Düzenli bir yaşam tarzı benimsemek, sağlıklı gıdalar ile beslenmek, kilo kontrolü ve düzenli egzersiz ile çocuk sahibi olma arasında direkt bir ilişki olduğunu söyleyebiliriz. Bir diğer önemli nokta ise sigara tüketiminin sperm kalitesi üzerindeki direkt ve çok büyük olumsuz etkisinden haberdar olmak. Sperm sayısı ve kalitesi genel olarak bir erkeğin sağlık seviyesinin toplam bir yansıması olarak kabul edilebilir. Sonuç olarak birey ne kadar sağlıklı ise çocuk sahibi olma ihtimali o kadar yüksek diyebiliriz."

TÜRK ERKEKLERİNDE DURUM NE?

"Ülkemizdeki durum, genel Batı dünyasındaki trendler ile uyumlu görünüyor" diyen Dr. Keskin, sözlerini şöyle sürdürdü: "Özellikle büyük şehirlerdeki insanların sağlıklı gıdaya erişim, düzenli egzersiz, stresten uzak kalma gibi genel sorunları çok daha fazla oluyor.

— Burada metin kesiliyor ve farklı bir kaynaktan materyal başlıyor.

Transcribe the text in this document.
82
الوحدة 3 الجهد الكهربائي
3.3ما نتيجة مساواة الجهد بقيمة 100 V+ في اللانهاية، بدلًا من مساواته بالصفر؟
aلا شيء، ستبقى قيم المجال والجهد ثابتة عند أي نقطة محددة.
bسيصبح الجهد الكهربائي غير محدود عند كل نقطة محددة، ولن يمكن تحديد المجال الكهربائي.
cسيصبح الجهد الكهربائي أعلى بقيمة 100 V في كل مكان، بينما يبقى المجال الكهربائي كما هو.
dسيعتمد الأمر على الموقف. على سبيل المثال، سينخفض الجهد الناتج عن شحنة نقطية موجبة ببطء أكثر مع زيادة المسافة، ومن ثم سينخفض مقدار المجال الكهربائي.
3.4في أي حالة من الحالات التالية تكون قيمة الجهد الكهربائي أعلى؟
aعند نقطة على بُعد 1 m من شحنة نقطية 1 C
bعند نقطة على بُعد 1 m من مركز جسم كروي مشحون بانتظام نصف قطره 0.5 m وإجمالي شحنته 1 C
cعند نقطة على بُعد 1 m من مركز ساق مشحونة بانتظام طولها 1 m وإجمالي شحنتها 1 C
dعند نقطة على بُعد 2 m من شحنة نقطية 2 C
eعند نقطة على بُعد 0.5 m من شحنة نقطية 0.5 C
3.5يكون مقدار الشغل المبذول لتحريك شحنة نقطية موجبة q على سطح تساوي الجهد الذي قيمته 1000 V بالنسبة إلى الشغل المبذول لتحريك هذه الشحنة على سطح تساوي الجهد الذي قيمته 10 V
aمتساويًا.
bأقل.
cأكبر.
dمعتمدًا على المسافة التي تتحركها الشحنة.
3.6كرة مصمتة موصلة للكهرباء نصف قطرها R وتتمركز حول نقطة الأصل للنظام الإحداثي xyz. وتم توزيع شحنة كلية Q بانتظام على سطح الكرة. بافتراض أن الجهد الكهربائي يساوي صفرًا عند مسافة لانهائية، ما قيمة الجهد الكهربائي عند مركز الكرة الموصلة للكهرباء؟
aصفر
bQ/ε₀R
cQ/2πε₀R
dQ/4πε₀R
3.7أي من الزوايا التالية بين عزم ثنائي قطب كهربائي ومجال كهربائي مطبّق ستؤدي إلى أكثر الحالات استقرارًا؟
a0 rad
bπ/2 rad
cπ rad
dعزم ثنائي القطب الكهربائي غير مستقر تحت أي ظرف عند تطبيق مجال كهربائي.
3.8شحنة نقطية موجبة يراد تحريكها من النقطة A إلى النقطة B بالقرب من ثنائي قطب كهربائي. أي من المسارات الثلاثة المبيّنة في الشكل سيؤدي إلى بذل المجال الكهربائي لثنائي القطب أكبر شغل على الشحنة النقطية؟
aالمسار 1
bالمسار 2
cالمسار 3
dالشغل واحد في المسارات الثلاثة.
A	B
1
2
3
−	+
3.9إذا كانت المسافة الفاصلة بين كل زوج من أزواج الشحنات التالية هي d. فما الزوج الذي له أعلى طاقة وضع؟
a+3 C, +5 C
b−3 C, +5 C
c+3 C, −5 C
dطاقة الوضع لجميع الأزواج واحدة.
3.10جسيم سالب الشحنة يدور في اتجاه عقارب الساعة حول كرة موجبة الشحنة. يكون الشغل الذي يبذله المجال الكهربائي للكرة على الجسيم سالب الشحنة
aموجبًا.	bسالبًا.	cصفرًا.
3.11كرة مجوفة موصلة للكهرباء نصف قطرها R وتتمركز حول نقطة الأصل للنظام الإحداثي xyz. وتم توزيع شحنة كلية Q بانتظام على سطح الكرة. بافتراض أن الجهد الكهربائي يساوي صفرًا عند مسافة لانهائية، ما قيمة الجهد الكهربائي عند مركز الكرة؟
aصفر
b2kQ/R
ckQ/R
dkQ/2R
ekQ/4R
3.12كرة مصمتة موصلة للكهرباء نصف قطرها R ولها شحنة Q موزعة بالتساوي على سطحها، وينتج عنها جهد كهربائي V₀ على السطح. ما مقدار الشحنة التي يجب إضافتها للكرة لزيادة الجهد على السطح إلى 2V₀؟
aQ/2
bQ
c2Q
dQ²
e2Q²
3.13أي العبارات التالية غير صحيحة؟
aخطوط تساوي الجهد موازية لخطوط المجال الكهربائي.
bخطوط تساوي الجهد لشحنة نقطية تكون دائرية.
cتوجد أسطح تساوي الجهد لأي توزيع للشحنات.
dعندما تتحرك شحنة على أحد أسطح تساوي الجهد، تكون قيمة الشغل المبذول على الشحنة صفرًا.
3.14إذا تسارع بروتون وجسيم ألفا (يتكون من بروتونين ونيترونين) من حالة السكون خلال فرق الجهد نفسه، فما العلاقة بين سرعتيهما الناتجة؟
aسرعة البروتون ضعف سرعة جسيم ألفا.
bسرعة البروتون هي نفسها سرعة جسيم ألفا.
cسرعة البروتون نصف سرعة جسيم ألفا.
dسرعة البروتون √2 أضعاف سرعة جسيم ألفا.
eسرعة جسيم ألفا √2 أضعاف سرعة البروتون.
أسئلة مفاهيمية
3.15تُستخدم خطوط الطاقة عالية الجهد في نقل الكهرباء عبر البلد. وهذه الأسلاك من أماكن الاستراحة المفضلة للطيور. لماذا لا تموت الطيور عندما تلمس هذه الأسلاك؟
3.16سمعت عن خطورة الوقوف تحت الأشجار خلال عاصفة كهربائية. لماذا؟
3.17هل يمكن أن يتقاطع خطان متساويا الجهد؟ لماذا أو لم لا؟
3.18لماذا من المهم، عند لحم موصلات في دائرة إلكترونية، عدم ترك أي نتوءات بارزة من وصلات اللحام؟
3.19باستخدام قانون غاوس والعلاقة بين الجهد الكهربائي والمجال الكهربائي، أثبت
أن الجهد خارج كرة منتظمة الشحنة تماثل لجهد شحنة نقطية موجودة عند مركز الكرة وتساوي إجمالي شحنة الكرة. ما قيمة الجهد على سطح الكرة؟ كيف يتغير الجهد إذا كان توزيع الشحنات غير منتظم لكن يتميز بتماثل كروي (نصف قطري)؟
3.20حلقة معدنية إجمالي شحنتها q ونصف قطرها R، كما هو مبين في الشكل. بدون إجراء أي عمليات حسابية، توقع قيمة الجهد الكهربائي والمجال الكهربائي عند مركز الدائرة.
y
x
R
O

Doğa tüm canlılar üzerinde olduğu gibi insanoğlu üzerinde de engellenemez bir kontrol sahibi. Bu dengeyi son yüzyılda insanlar kendi lehlerine çevirdiklerini düşünseler de, engellenemeyen nüfus artışının yansımaları olması çok doğal. Dünya nüfusu kontrolsüz şekilde arttıkça sperm kalitesinin ve dolayısıyla üreme potansiyelinin genel olarak düşüş trendine girmesini dünya eko-sisteminin doğal dengesi içinde gayet normal karşılamak lazım. Bizim bireyler olarak yapabileceklerimiz sınırlı olmakla beraber, sağlıklı yaşam için yapmamız gerekenlerden farklı değil. Düzenli yaşam, yeterli uyku, sağlıklı beslenme, rutin egzersiz ve stresten uzak kalmak her şeyin sırrı."